The government is in no rush to join Australia's demand that big online companies share encryption secrets with authorities.
Australia will raise the issue at a Five Eyes spy network meeting in Canada at the end of this month, saying governments need more technological weapons to battle terrorism.
British Prime Minister Theresa May called for greater regulation of the internet after the latest terror attack in London, in which eight people were killed and dozens injured.
She said the internet had become a breeding ground for extremist ideology and that cyberspace needed to be controlled in order to prevent terrorist attacks.
Australian Attorney General George Brandis said technology companies like Google and Facebook needed to cooperate more closely with governments - especially when it came to decoding encrypted communications.
He said the issue would be at the top of Australia's agenda when countries from the Five Eyes spying network meeting in Canada.
"The problem of ubiquitous encryption of communications and the responsibility of the private sector of the ISPs and the telcos and the device makers to be more proactive to afford the government more cooperation," he said.
Prime Minister Bill English said coded communications were an obstacle in the fight against terrorism but they were not the biggest problem.
"I think it's important to keep it in context though - the underlying threat from terrorism comes from radicalisation and the communications are just one tool for people who may want to wreak havoc - but look, if they raise it we'll consider it."
Mr English said there were two sides to the encryption debate.

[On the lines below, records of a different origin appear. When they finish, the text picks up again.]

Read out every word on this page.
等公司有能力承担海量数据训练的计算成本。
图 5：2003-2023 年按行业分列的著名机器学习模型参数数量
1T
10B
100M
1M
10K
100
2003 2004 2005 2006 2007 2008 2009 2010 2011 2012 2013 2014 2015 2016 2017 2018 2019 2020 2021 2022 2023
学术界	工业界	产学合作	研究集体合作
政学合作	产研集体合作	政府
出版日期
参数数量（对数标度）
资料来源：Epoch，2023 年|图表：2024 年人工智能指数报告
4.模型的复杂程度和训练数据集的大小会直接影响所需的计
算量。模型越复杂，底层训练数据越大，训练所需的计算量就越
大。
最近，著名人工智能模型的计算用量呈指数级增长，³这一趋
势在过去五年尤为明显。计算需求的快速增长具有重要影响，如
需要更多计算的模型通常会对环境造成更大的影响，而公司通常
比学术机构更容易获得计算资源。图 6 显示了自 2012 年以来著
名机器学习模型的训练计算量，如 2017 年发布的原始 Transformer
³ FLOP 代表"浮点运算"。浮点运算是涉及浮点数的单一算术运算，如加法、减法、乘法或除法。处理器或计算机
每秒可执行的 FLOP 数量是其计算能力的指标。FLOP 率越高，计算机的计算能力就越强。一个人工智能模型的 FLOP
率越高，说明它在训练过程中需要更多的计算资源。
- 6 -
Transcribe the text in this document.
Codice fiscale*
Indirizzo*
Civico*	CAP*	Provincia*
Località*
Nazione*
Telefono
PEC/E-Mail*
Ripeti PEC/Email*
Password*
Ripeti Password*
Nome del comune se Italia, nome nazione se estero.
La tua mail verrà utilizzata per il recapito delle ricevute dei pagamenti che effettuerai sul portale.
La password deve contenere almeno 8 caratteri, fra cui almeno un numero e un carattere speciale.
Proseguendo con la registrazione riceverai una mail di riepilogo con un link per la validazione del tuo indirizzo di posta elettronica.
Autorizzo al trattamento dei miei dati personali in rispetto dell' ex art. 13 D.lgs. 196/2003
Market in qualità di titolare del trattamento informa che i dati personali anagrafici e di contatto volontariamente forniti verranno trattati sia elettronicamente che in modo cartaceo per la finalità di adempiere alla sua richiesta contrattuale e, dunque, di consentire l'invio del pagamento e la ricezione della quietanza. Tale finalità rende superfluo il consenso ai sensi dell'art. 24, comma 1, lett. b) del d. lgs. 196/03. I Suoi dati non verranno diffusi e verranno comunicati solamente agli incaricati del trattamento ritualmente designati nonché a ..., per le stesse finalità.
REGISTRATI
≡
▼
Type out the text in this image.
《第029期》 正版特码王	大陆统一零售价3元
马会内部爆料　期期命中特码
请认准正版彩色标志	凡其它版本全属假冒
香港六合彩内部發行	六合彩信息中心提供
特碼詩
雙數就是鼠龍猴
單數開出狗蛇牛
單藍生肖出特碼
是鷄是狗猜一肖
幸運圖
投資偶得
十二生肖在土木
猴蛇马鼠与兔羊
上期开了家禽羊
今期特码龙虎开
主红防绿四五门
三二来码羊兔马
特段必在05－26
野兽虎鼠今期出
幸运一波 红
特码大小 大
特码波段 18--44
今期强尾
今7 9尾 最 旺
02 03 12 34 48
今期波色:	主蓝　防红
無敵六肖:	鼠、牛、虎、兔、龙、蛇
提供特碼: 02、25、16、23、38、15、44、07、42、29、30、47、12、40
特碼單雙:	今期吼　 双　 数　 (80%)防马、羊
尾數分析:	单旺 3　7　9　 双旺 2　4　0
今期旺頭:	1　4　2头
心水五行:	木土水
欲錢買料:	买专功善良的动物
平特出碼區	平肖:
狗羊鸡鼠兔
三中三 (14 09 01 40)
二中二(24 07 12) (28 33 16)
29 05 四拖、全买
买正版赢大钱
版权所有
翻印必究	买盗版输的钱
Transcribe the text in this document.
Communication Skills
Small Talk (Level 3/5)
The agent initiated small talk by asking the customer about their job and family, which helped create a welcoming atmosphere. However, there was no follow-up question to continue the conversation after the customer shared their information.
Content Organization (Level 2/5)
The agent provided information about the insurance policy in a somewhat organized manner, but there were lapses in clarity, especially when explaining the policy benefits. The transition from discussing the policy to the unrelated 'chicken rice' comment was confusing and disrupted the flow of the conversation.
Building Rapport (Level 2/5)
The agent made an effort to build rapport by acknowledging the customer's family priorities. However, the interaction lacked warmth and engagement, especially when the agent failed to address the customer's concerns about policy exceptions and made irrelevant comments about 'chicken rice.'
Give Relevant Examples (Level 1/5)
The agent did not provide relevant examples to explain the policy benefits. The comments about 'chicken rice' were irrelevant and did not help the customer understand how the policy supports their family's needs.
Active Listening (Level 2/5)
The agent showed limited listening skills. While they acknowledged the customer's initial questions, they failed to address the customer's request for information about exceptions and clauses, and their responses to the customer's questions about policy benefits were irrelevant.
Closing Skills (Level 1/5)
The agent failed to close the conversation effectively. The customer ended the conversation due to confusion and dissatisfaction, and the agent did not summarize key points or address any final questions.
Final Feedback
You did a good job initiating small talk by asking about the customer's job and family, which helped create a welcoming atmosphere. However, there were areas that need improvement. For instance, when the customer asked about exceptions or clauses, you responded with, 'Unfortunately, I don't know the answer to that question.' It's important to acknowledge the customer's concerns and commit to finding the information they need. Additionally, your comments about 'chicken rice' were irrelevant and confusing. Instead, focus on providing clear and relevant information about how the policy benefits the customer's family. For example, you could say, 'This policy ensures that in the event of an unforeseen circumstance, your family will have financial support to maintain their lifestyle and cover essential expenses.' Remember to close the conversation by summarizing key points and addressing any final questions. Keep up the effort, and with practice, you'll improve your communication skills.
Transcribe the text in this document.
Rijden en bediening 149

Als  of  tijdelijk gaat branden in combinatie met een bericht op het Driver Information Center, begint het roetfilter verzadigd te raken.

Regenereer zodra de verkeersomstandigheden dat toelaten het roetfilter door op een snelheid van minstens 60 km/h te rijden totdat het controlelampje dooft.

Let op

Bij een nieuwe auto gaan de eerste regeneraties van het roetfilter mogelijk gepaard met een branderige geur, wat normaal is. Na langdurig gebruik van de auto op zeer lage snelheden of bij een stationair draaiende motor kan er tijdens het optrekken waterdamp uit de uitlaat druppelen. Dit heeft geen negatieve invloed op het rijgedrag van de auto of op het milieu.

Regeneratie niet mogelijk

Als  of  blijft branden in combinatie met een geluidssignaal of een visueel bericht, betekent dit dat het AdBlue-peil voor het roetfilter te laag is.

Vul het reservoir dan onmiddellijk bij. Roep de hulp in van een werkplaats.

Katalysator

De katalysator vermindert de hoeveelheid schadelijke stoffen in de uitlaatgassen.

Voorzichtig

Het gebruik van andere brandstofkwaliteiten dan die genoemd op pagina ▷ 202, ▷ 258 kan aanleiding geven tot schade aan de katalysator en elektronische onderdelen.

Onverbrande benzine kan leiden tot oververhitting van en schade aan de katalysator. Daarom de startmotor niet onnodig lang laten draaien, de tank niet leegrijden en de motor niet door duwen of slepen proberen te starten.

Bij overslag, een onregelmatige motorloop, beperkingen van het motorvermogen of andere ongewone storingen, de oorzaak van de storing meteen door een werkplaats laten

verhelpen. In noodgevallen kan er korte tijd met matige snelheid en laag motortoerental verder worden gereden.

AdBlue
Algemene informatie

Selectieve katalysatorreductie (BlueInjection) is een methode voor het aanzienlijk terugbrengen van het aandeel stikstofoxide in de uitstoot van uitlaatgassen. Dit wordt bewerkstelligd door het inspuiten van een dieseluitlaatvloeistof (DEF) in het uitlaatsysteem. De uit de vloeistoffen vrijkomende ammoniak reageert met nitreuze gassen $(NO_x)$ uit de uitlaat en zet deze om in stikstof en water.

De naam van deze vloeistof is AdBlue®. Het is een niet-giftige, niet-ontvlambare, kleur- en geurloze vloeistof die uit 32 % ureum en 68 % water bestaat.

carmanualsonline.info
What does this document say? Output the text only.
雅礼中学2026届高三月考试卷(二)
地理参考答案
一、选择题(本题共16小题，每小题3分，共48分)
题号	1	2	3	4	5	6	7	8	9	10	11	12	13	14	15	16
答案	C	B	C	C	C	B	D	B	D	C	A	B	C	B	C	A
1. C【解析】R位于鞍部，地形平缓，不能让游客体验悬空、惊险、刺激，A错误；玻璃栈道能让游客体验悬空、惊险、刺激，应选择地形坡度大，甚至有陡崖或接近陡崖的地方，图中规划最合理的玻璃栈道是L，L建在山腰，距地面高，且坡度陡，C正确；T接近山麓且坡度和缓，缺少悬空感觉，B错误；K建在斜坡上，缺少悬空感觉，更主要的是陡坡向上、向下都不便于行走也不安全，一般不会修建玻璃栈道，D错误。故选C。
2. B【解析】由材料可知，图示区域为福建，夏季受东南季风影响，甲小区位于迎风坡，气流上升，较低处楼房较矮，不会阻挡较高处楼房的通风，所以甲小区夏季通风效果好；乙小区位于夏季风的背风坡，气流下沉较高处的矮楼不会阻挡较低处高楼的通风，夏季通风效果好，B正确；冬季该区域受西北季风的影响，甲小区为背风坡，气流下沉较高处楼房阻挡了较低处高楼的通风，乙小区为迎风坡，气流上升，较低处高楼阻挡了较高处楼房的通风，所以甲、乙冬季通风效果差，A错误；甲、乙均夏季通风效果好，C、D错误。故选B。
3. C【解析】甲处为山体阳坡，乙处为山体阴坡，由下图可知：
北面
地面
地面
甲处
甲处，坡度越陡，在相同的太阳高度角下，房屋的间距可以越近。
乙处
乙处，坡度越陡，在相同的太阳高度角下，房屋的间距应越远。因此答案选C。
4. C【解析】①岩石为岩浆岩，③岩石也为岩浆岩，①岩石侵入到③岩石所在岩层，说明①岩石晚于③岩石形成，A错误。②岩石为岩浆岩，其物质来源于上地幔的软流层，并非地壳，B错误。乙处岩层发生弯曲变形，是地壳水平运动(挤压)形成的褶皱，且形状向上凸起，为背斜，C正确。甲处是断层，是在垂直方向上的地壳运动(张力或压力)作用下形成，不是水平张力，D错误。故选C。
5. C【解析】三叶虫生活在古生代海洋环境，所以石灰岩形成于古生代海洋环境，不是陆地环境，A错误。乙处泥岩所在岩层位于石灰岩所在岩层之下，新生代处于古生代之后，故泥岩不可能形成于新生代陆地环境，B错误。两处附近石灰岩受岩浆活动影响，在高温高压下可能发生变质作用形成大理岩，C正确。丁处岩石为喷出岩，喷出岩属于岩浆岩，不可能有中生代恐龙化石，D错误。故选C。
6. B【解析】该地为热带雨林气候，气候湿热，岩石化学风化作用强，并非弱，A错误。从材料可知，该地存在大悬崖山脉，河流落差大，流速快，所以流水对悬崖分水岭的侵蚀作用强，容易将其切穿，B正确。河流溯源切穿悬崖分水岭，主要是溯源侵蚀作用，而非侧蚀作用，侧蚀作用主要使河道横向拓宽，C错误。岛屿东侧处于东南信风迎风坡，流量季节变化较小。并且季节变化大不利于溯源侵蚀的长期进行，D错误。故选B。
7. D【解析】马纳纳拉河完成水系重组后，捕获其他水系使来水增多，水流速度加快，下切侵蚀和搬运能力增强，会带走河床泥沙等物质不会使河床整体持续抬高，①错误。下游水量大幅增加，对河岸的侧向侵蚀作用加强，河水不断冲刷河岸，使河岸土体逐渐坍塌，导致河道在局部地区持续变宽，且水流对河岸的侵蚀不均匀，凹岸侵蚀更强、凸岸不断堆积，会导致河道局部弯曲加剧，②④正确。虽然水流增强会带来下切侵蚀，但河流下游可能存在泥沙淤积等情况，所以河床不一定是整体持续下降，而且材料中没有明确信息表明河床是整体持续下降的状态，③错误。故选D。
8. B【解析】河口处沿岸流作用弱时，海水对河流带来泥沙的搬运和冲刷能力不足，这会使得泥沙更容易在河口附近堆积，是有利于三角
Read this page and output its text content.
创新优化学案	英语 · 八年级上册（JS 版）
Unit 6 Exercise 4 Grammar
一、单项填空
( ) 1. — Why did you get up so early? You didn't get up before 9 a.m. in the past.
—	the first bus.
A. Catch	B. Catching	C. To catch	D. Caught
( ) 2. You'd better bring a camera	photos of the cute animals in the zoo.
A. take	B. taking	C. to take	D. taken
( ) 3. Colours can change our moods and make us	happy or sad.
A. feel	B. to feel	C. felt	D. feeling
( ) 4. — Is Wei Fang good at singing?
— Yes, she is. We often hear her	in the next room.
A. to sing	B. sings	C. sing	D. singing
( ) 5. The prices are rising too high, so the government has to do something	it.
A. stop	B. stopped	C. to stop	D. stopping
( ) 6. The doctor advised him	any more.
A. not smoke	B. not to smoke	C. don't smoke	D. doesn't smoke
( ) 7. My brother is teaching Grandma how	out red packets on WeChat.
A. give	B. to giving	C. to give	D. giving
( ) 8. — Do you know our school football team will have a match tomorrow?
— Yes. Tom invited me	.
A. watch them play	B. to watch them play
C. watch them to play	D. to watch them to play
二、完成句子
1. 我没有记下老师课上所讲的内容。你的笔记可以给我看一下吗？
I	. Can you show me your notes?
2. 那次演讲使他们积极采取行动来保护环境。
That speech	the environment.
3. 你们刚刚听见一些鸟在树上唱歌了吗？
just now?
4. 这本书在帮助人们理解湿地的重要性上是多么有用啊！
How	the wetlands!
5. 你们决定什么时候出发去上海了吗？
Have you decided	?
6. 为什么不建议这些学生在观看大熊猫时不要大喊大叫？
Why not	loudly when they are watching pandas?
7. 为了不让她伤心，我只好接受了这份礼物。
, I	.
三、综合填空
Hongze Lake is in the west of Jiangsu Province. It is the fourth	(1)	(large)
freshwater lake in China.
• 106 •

"I think it's pretty well-rehearsed publicly that there's a trade-off here between people wanting privacy of their own communications on the one hand, and on the other hand it's a very useful tool for security services and police to catch bad people - and it's a pretty delicate balance."
Attorney General Chris Finlayson said he had never discussed encryption with New Zealand's spy agencies and would wait to see what happened at the Five Eyes meeting.
"But I'm not committing New Zealand to anything at the moment, which from my point of view is probably a very wise thing to do, because it would need to be the subject of a lot of discussion and we would have to make sure that everything we do is consistent with the rule of law."
Robert Ayson, a professor of Strategic Studies at Victoria University, said it was quite common for there to be calls for greater official powers in the wake of terrorist attacks.
But he said Five Eyes countries - the United States, Canada, Britain, Australia and New Zealand - would have to be careful.
"The UK and Australia have supported an open internet and have actually wanted to resist ideas from Russia and China about regulating the internet through treaty," Professor Ayson said.
"So they have to be very careful not to basically put themselves into a position where they and other partners are being seen to want to regulate the web too much."
InternetNZ chief executive Jordan Carter said most social media platforms already took a very proactive approach to detecting and shutting down illegal activity on their sites - but he could understand governments keeping the pressure on.
But he said tackling encryption raised other problems.
"And that's because encryption ... when it works has all sort of beneficial effects as well as some problems for national security issues.
"So if we want to live in a world where none of us can do online banking or share secure communications about business stuff or protect our intellectual property online because of the relatively narrow but important number of cases where we need to deal with terrorist problems, that's a tradeoff we wouldn't support making," Mr Carter said.
The Five Eyes meeting will take place in Ottawa at the end of the month.